Wer die Baustellen umfahren will, sollte ab 2025 die Parallelrouten Schellingstraße (Ost-West) oder Türkenstraße (Nord-Süd) nutzen. Die Stadt wird dort voraussichtlich pop-up-Radwege einrichten.
— Baukostenreport Bayern, 2023
Anwohner können über das Baustellenportal der Stadt tagesaktuelle Updates abonnieren – inklusive Nachtarbeiten und Sperrzeiten.
Das Projekt zur Fahrradstraße in der Amalienstraße zeigt einmal mehr, wie schwer sich München tut, Verkehrswende und Stadtentwicklung unter einen Hut zu bringen—obwohl der Bedarf längst da ist.

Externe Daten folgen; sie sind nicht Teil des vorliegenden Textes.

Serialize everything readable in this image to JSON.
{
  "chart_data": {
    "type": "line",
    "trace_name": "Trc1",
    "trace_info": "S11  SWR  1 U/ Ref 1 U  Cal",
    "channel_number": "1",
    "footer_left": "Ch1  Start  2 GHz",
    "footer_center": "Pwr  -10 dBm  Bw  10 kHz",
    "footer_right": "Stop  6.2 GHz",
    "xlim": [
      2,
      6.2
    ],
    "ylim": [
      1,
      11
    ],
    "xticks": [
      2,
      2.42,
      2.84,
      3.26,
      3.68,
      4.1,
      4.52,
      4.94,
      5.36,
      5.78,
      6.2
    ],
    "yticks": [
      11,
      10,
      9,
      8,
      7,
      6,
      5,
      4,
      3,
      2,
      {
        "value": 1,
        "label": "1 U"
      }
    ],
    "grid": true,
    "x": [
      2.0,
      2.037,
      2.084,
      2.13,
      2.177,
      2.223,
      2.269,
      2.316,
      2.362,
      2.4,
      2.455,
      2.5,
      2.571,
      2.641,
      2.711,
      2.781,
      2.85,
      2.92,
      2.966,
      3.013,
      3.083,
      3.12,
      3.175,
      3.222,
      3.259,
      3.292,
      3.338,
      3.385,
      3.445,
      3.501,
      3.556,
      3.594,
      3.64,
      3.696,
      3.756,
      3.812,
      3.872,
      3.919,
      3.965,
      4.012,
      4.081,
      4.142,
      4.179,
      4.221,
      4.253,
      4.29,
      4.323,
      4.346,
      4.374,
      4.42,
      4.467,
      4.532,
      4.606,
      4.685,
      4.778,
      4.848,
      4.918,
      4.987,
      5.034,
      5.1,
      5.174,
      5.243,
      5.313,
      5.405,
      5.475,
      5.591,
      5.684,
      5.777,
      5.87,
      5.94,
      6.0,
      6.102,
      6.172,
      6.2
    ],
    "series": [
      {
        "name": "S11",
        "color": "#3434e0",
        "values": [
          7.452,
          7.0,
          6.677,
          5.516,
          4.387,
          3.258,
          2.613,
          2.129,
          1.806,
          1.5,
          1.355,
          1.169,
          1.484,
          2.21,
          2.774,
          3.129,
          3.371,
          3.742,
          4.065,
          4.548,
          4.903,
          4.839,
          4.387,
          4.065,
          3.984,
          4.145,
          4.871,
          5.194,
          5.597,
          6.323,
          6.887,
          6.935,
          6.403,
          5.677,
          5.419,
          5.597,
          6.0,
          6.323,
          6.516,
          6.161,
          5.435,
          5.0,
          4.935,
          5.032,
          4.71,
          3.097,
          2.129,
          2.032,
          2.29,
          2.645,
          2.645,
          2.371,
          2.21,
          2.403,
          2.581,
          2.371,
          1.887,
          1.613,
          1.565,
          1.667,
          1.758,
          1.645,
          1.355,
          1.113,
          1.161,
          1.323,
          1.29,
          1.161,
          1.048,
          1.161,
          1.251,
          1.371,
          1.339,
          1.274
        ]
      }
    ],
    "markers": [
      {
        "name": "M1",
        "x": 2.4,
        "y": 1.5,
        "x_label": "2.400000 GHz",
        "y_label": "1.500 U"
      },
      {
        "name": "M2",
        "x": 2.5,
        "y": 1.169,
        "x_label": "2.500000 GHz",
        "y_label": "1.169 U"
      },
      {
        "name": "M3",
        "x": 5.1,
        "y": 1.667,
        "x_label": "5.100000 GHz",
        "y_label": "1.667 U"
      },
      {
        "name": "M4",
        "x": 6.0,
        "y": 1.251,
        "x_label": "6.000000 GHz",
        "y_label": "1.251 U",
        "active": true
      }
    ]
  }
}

Während Radfahrende auf sichere Infrastruktur drängen, fürchten Anwohner und Gewerbetreibende um Parkplätze und Lieferlogistik, und die Stadtverwaltung laviert zwischen Planungsambitionen und politischen Kompromissen.
Wer die Diskussionen konstruktiv mitgestalten will, sollte sich jetzt informieren: Die nächsten Bürgerversammlungen und Stellungnahmefristen sind entscheidend, um konkrete Lösungen wie angepasste Lieferzeiten oder alternative Parkkonzepte einzubringen.
2025 wird die Amalienstraße zum Prüfstein—nicht nur für die Fahrradstraße selbst, sondern dafür, ob München den Mut hat, Verkehrskonflikte endlich als Chance für eine lebenswertere Stadt zu nutzen.